Он пешком вернулся в Батиньоль. На следующее утро встал поздно. Город был покрыт серой морозной дымкой, словно вот-вот пойдет снег. Рене и сейчас мог бы нарисовать это ровно-серое матовое небо, дома, на которых была ясно видна даже малейшая трещинка, острые коньки крыш.

Он где-то то ли позавтракал, то ли просто съел рогалик — как теперь вспомнишь? В три часа — на уличных часах было ровно три — он, сунув руки в карманы, стоял у длинной витрины на улице Обер: это была витрина судоходной компании, и в ней была выставлена модель трансатлантического лайнера.

Почему Рене смотрел словно зачарованный на это метровое суденышко-с иллюминаторами, несколькими палубами, зачехленными спасательными шлюпками?

На улицах было пустынно. Вдали вышагивали лишь несколько семейных пар с разряженными детьми, которых вели в гости к бабушке или тетке.

В какой-то момент кто-то остановился рядом с ним Могра разглядел расплывчатое отражение в стекле. Это была черноволосая молоденькая девушка, которая явно не изнывала от жары в легком пальтице ядовито-зеленого цвета.

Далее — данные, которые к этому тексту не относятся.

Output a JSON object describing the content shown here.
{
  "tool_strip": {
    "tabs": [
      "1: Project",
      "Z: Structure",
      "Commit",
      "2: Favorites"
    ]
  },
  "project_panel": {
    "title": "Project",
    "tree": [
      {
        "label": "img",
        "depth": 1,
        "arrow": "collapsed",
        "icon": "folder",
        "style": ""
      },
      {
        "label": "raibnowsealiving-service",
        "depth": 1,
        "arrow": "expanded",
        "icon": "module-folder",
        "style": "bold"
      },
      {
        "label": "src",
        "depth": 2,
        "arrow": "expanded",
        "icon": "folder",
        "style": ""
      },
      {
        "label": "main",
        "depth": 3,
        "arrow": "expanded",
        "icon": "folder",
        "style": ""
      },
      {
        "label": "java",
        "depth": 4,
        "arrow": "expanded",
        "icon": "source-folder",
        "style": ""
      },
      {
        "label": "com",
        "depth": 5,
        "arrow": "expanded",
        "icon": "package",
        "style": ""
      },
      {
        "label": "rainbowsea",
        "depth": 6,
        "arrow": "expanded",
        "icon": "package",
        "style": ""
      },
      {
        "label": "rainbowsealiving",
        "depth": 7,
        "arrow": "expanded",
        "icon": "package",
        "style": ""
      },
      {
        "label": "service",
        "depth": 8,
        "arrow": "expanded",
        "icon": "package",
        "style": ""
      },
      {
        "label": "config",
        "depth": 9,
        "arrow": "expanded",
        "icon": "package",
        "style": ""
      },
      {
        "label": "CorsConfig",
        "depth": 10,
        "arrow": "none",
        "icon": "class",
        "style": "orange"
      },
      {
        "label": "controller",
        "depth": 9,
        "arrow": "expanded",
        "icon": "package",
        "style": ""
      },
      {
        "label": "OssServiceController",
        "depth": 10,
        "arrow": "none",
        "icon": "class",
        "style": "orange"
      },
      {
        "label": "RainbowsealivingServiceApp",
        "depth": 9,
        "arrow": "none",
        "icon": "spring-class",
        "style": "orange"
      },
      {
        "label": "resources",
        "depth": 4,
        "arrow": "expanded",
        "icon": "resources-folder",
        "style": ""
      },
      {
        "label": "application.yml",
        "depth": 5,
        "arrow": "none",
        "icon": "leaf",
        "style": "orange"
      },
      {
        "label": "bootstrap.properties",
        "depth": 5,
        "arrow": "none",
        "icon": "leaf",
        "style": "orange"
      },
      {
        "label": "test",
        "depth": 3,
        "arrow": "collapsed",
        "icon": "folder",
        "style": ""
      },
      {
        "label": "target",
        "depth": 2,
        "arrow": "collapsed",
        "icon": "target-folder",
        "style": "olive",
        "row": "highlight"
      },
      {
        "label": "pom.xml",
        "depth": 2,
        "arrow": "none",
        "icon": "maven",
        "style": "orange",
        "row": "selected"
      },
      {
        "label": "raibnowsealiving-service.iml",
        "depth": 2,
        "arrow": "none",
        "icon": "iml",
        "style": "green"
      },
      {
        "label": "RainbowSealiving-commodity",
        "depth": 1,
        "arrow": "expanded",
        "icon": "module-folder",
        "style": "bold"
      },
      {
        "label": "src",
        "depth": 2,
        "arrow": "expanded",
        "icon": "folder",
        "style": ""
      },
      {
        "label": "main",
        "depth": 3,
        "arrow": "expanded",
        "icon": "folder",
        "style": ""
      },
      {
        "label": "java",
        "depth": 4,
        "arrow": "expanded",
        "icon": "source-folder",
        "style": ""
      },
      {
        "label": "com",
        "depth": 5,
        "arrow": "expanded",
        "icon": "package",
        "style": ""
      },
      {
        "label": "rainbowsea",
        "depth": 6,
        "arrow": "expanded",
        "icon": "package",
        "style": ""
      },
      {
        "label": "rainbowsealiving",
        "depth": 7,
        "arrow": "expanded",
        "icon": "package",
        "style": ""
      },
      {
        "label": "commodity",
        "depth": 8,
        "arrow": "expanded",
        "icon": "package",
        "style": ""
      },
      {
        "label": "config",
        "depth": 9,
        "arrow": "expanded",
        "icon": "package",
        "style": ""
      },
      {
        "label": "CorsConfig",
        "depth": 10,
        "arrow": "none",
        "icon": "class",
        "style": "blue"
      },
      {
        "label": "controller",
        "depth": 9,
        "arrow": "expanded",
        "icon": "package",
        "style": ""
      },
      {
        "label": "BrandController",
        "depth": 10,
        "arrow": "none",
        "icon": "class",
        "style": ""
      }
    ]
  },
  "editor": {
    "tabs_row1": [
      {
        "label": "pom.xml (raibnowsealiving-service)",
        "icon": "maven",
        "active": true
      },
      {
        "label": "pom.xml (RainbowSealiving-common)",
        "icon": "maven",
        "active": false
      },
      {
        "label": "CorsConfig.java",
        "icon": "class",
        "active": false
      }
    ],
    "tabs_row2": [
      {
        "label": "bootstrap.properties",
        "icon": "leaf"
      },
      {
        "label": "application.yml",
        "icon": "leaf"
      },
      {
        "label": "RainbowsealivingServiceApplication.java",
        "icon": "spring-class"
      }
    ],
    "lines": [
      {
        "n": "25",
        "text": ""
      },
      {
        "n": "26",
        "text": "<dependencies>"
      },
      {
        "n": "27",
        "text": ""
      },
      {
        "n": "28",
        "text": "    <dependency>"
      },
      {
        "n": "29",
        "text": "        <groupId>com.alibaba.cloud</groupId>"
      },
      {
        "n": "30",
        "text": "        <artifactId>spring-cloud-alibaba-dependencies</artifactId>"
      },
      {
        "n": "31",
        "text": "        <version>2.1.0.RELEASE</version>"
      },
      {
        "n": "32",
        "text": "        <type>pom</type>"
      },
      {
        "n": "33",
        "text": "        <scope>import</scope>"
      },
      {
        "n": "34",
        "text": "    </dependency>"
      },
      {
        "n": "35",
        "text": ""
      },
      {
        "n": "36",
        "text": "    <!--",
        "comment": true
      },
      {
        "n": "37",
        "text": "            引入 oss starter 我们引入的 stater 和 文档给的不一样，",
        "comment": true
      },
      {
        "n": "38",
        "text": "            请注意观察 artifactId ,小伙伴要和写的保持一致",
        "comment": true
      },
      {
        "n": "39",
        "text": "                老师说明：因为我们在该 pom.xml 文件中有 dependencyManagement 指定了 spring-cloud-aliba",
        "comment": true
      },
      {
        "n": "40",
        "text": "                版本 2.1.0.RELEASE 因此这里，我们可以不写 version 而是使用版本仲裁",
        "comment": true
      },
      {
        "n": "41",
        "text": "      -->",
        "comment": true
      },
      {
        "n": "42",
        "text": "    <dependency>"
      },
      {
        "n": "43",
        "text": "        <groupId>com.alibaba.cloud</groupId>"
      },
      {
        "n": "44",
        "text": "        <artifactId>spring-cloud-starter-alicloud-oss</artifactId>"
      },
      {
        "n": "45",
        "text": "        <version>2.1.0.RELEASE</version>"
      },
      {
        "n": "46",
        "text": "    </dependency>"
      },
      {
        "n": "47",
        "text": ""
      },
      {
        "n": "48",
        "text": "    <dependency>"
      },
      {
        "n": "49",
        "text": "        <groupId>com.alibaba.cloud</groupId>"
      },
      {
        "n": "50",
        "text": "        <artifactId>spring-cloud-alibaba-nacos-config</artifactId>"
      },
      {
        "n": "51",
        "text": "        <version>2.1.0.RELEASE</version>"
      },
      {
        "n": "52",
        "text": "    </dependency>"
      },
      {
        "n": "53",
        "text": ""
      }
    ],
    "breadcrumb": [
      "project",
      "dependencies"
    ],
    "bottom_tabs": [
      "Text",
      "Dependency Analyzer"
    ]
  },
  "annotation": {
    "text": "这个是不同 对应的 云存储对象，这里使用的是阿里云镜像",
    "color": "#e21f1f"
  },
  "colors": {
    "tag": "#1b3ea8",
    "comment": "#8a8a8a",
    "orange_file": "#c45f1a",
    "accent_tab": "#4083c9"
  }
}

В течение трех недель он стойко сопротивлялся искушению пойти с проституткой, которых было полным-полно на бульваре Батиньоль. Может, поэтому он повел себя так смело? Они с девушкой видели друг друга в зеркальной витрине, а черно-бело-красный корабль стоял как раз за отражениями их лиц.

Кто-то из них улыбнулся первым.

Рене совершенно не помнит, что они сказали друг другу, прежде чем пойти рядом, не зная куда; на Больших бульварах в этот час почти никого не было.

На плохом французском, немного пришепетывая, девушка рассказала, что она испанка, приехала в Париж с семьей южноамериканского дипломата, за детьми которого присматривает.

Описать ее лицо сейчас довольно трудно. Она не была хорошенькой в том смысле, который в те времена придавали этому слову. Если поразмыслить, то Лина чем-то на нее похожа.

Ей пришлось несколько раз повторить свое имя, которое показалось ему неблагозвучным.

Он и не подозревал, что тридцать лет спустя будет думать о ней в одиночестве больничной палаты. Тогда он никакого значения этой встрече не придавал.

Сейчас Рене с трудом узнает себя в молодом человеке, каким был в те времена. Денег не было, и он раздумывал, что делать с девушкой — может, пригласить в кино, мимо которого они как раз проходили? В конце концов они зашли в кафе с запотевшими стеклами, там было по крайней мере тепло.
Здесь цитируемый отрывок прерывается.